Kafam karmakarışıktı; Görev bitmek üzreydi bu da demekti ki, savaş her bir adımda biraz daha yaklaşıyordu. Savaştan ciddi anlamda nefret ediyordum, sürekli insanların ölmesi bir topluma ne kazandırabilirdi ki? Olacak iç ve dış savaşlar zincirinden sonra, ya kazanıp ülkemizi mutlak huzura ulaştıracak ve Calyppson tahta geçecek, ya da Radia topraklarını isyancı birliklere bırakıp herşeyimizi kaybedecektik. Bir de Lucifer'ın bahsettiği ruhlar vardı.. Ne yapacağımı ciddi anlamda bilmiyordum.

Tablo klasikti, Valerie kendi köşesine çekilmişti, Aquila ilk başta karga formuna dönüşüp uçmaya kara verse de kanatları delicesine yorgun olduğu için vaz geçmişti. Glacier kızlara hikaye anlatırken kendisi uykuya dalmak üzereydi ama Aquila ensesine bir şaplak indirince irkilerek uyandı, Afriel ve Charmeine yüzlerinde dalgın ifadeleriyle endişeli bir şekilde konuşuyorlardı, Savient Weapon'un boynuna yakın olan bir yere oturmuştu ve yüzünde düşünceli bir ifade vardı. Rendall ve Quinn oturmuş gülüşüyorlardı, Rendall'ın farklı renklerdeki parlak gözleri Quinn'in samimi gülüşüyle aydınlanıyordu. Ben görmeyeli baya yakınlaşmış gibiydiler. Gerçi bu curcunanın içinde kendileri bile fark etmemiş olabilirdi.
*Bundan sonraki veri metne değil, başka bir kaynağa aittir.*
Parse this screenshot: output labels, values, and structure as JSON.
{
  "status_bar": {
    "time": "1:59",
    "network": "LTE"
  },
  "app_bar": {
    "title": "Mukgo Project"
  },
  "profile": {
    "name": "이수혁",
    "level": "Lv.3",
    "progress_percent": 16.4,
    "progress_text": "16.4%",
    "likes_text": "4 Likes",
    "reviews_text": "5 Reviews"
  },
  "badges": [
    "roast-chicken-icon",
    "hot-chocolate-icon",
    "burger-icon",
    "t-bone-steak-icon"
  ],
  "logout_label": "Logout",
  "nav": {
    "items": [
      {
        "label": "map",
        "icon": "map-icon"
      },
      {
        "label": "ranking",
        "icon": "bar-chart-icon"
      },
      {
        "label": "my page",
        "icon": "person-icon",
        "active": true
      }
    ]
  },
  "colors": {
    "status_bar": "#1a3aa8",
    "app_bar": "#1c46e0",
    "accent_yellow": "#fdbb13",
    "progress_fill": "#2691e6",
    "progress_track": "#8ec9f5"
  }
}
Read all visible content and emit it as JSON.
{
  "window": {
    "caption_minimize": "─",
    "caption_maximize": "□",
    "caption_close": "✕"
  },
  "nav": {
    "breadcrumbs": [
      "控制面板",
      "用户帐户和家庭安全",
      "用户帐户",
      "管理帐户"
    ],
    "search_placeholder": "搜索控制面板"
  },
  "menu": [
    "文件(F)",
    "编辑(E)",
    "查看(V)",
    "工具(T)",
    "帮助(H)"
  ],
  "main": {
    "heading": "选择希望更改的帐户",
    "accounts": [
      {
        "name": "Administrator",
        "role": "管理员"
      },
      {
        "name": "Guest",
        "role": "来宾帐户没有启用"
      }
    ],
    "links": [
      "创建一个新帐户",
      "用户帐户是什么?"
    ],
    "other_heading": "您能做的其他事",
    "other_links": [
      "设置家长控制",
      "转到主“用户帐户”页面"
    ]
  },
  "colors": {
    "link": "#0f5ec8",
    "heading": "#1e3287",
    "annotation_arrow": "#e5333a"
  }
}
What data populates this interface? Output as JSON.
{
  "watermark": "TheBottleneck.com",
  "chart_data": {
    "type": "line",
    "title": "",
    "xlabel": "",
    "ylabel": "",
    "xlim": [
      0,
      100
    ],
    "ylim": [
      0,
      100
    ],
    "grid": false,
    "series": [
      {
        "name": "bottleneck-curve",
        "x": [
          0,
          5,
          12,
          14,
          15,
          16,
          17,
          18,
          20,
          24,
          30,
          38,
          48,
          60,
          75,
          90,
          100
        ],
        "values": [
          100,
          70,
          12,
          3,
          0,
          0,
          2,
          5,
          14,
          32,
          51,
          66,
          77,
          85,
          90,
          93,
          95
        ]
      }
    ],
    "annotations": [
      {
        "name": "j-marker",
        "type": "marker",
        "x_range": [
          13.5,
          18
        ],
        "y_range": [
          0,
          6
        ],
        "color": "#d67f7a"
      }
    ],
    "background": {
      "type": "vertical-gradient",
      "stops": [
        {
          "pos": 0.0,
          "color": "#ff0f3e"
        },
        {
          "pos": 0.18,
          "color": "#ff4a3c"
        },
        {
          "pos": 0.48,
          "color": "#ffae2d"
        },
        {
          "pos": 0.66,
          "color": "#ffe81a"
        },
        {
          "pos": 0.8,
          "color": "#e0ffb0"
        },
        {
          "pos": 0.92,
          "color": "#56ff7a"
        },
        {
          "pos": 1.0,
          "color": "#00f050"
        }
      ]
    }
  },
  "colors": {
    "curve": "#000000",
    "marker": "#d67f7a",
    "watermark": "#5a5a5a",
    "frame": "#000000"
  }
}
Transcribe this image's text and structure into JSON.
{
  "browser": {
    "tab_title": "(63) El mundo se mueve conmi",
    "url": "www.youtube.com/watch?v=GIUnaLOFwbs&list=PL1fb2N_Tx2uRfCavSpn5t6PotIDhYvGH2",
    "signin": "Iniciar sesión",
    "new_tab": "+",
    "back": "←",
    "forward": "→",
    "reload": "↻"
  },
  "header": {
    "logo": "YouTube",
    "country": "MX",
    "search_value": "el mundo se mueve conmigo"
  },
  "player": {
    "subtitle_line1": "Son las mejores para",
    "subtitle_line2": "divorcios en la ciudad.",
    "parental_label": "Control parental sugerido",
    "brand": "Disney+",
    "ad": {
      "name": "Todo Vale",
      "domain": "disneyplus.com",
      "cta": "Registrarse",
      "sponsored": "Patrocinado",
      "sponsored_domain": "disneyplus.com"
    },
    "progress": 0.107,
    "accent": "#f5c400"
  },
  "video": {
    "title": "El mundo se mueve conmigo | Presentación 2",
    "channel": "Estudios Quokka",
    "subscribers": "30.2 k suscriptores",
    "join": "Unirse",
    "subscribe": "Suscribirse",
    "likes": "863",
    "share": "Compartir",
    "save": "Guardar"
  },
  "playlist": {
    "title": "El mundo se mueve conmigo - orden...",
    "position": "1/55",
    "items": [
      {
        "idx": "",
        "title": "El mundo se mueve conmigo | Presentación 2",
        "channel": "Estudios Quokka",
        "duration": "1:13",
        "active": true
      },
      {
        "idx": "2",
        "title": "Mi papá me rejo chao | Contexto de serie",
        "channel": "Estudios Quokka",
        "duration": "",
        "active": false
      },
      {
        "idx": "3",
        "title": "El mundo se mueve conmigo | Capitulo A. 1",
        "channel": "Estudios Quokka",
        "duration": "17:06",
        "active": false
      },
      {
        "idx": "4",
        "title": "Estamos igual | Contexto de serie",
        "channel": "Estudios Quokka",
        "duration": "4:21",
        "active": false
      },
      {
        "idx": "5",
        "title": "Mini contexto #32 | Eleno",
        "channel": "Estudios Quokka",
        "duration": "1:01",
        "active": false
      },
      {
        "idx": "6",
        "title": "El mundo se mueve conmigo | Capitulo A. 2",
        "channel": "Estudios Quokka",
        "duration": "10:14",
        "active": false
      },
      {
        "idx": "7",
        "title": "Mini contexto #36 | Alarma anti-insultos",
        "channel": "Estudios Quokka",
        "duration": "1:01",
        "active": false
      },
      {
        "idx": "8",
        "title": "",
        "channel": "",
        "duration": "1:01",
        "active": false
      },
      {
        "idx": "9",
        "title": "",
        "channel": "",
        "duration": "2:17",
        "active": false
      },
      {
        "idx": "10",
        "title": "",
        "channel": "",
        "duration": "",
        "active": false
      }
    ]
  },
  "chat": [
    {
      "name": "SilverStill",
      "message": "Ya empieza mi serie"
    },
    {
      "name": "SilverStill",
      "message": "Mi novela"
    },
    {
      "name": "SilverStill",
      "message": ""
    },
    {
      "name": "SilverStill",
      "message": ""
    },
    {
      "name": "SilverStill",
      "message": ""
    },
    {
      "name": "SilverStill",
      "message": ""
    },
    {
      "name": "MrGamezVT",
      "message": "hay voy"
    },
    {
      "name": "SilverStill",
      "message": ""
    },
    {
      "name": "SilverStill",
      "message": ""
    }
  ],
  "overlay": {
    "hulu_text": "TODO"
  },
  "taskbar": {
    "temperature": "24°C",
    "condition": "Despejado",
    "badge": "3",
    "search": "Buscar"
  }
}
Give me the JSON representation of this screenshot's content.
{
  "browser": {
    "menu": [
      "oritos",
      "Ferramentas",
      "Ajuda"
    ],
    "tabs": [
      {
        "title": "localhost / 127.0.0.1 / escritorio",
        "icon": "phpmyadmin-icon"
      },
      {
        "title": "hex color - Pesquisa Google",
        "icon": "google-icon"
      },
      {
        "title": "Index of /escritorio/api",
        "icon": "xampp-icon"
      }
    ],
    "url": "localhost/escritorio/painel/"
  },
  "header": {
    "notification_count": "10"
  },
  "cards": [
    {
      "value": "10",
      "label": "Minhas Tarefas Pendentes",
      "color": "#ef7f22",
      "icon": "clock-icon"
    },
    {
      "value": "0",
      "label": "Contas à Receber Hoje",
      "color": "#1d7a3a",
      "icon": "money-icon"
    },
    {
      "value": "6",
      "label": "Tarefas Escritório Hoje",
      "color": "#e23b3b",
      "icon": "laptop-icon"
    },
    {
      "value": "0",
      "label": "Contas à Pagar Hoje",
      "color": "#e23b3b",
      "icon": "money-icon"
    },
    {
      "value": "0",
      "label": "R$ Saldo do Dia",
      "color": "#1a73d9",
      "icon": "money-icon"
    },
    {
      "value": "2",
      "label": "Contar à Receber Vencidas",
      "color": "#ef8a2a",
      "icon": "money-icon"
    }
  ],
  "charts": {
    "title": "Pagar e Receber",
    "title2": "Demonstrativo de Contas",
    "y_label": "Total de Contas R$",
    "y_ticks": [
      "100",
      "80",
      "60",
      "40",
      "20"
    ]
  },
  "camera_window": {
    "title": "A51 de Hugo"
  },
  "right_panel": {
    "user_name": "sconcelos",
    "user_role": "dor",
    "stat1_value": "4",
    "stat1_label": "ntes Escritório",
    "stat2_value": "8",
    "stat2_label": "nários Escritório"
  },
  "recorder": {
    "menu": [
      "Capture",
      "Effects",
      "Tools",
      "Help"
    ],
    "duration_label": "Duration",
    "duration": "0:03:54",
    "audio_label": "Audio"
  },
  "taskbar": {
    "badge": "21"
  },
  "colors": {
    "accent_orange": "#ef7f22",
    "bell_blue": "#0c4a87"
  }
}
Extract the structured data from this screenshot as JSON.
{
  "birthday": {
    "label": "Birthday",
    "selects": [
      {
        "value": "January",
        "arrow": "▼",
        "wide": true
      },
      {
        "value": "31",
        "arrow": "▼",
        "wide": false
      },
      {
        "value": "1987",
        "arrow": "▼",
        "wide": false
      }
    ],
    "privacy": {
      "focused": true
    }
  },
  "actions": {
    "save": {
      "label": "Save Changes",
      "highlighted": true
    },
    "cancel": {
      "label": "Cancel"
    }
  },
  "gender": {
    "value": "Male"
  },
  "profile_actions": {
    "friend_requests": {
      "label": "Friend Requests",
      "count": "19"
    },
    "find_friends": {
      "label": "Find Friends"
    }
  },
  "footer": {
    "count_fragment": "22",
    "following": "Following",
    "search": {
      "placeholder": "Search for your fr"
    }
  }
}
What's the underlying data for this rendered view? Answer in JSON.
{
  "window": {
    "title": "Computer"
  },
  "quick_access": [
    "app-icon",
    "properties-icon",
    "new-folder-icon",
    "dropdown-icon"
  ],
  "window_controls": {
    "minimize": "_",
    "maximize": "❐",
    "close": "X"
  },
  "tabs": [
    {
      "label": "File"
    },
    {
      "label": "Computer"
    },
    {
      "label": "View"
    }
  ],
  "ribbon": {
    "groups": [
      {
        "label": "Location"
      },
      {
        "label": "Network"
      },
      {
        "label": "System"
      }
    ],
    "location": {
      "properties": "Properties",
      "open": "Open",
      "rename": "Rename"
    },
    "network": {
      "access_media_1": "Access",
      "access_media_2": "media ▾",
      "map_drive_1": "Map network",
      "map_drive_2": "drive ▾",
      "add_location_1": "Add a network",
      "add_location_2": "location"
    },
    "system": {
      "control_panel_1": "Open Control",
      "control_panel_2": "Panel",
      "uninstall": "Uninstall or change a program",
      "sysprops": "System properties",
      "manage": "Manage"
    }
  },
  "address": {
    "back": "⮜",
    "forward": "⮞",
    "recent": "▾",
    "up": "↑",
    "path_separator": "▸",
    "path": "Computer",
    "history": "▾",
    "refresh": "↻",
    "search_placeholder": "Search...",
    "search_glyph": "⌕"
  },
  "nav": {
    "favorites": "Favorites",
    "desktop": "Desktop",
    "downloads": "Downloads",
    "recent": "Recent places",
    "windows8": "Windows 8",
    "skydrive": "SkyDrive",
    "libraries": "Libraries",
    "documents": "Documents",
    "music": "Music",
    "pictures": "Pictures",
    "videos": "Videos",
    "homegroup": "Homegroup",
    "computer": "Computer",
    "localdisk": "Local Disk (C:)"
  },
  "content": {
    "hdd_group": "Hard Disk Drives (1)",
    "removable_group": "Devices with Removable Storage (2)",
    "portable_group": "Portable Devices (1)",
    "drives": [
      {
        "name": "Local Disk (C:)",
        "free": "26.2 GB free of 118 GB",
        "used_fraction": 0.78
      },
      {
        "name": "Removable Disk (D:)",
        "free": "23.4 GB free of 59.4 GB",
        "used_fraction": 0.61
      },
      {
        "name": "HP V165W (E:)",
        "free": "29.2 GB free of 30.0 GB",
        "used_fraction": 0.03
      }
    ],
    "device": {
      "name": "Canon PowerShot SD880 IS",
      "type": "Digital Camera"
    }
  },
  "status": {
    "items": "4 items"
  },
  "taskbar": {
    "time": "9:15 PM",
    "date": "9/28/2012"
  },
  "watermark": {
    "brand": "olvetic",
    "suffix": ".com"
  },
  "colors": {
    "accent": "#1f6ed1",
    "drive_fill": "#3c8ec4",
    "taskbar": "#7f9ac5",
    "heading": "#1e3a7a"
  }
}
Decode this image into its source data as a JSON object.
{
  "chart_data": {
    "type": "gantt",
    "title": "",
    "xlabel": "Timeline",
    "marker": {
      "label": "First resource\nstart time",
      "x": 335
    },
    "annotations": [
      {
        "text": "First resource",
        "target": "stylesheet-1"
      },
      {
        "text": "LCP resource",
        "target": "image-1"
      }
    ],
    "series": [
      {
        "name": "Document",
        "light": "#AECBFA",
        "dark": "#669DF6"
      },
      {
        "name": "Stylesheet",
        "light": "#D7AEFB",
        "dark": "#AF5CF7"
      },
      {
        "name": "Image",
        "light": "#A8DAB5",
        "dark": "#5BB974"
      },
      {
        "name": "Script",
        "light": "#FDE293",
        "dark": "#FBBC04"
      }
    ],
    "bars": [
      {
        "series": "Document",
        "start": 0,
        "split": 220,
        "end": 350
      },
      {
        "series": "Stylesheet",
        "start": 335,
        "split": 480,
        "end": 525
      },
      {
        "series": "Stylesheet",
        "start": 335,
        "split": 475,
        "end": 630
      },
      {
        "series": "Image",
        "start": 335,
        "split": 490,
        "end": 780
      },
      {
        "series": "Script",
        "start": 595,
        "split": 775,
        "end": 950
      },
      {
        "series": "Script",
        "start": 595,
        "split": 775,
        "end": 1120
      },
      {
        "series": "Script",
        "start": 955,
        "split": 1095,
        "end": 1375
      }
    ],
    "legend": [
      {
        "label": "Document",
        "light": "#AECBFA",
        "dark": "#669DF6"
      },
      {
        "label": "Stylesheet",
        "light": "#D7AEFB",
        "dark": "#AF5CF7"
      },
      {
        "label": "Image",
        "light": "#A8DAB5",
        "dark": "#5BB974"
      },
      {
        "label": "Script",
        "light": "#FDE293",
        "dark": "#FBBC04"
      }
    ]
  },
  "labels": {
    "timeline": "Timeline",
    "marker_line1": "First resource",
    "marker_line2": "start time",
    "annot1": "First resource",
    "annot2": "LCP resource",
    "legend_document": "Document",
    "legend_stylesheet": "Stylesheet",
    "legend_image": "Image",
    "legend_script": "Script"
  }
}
Son olarak Typhonn ve ben Weapon'un kuyruğuna yakın kısımda yanyanaydık. Uyku sırasında kucağıma düşen başı, dışarıdan gelen fırtına sesleriyle irkildi. Hepimize olduğu gibi o da kabus görüyor gibiydi, ince kaşları çatılmış dudakları gerilmişti. Üzerinde buz sarayından aldığımız örgü kazak ve lacivert kalın pantalon vardı, en azından üşümüyordur, diye düşündüm.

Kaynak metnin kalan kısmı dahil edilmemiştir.